A new study has prompted the RFDS SE to reverse its long-standing advice about the importance of identifying the colour and type of snake in the incidence of snake bite.
“Staying in the area after an attack can be dangerous and recent advances in medication mean we can now treat any snakebite with a generic polyvalent anti-venom, so identification is no longer necessary.”
The South Eastern section has updated its advice and procedures following the publication of a new snakebite study. The Australian Snakebite Project is the most comprehensive ever carried out, involved over 1500 patients and collated snakebite data from the past 10 years (2005-15).
“The publication of this study is very timely as the warm, dry winter and sudden rise in temperatures has brought snakes out early this year,” said Tracey King, Senior Flight Nurse at the RFDS South Eastern Section, who has attended snakebites during her career.
“As venomous snakes are found in every state and territory we urge everyone, not just those in the warmer Outback locations, to be vigilant.”
“There are around 3,000 reported snakebites each year in Australia, resulting in 500 hospital admissions and an average of two fatalities.”
The Australian Snakebite Project threw up some surprising statistics, which challenges many long-held perceptions about where snake attacks occur and how to treat them.

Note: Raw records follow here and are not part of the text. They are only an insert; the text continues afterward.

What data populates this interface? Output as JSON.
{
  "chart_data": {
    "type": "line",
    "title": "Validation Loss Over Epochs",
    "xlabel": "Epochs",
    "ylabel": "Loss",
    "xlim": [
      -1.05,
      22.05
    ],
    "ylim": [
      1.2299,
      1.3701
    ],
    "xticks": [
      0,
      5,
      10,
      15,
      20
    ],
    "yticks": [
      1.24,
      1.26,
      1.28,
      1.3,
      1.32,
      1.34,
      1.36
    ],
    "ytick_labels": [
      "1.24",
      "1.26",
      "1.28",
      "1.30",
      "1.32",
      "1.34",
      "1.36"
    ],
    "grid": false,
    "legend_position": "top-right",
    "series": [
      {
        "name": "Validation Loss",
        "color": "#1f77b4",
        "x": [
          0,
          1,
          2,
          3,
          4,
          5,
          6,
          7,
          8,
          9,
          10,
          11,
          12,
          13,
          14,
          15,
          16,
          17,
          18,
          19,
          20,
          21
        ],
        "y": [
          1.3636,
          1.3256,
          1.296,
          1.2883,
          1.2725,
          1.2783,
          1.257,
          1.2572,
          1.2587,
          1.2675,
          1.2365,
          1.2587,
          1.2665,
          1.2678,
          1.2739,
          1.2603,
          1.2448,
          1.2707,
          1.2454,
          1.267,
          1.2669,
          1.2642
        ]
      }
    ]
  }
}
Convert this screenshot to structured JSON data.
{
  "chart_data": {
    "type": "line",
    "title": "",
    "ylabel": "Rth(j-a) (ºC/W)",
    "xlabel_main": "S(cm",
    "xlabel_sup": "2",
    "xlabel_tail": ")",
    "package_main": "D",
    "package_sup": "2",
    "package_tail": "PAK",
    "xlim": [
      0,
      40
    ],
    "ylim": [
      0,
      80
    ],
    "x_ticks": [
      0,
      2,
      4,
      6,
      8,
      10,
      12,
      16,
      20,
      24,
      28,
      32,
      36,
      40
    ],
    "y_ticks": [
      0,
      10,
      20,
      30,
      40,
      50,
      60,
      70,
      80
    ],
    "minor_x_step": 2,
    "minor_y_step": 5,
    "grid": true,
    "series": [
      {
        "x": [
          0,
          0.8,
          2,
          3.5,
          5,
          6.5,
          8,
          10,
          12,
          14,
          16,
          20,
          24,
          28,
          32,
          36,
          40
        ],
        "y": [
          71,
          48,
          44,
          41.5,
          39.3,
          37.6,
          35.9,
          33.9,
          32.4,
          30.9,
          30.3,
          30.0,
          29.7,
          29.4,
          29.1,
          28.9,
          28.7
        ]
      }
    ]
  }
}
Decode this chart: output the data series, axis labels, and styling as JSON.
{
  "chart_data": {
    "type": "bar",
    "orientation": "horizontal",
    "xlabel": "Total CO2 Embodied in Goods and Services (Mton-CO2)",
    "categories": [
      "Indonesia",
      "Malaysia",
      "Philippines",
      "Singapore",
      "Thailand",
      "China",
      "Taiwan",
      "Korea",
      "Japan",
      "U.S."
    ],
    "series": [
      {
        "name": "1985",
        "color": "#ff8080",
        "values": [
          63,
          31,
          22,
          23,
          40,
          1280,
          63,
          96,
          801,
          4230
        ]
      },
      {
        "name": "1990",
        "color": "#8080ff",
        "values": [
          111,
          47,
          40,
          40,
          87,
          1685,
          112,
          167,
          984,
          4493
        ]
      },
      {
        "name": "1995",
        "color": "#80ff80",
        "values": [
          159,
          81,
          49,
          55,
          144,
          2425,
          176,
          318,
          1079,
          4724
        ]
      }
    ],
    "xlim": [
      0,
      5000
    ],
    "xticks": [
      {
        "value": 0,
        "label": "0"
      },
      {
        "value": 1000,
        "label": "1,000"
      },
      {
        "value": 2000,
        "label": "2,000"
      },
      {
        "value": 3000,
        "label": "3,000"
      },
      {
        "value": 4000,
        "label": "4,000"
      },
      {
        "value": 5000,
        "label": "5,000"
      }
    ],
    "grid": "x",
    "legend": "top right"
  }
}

In those attacks in which the snake was positively identified, the brown snake was the most common biter (41%), followed by the tiger snake (17%) and red-bellied black snake (16%).
There-quarters of the people bitten are males aged in their 30s. Most snake attacks occur near houses, not in the bush. Half of all bites occurred while people were out walking, with gardening and trying to catch a snake the most common other scenarios.
While only 20- 25 out of 835 cases they studied resulted in death, the effects of a snakebite can be debilitating and far-reaching. Three-quarters of those bitten experienced venom-induced consumption coagulopathy, which causes blood clotting and life-threatening haemorrhages. Acute kidney injuries, brain and muscle damage and cardiac arrest are other possible side effects.
“That’s why it’s important that people act quickly after a possible bite,” said Tracey.
“Surprisingly, they’re often painless and may go unnoticed as tissue damage is mostly light – lacerations, scratches or light bruising along with some bleeding or swelling. As over 90pc of snakebites we found to occur on the upper and lower limbs, these are the places to check first.”
“Common symptoms include an unexplained collapse, vomiting and abdominal pain, bleeding or paralysis.”
Many dangerous myths surround the treatment of snakebites.
The most important dos and don’ts include:
- Do NOT wash the area of the bite or try to suck out the venom. It is extremely important to retain traces of venom for use with venom identification kits.
- Do NOT incise or cut the bite, or apply a high tourniquet. Cutting or incising the bite won't help. High tourniquets are ineffective and can be fatal if released.
- Do bandage firmly, splint and immobilise to stop the spread of venom. All the major medical associations recommend slowing the spread of venom by placing a folded pad over the bite area and then applying a firm bandage. It should not stop blood flow to the limb or congest the veins. Only remove the bandage in a medical facility, as the release of pressure will cause a rapid flow of venom through the bloodstream.
- Do NOT allow the victim to walk or move their limbs. Use a splint or sling to minimise all limb movement. Put the patient on a stretcher or bring transportation to the patient.
- Do seek medical help immediately as the venom can cause severe damage to health or even death within a few hours.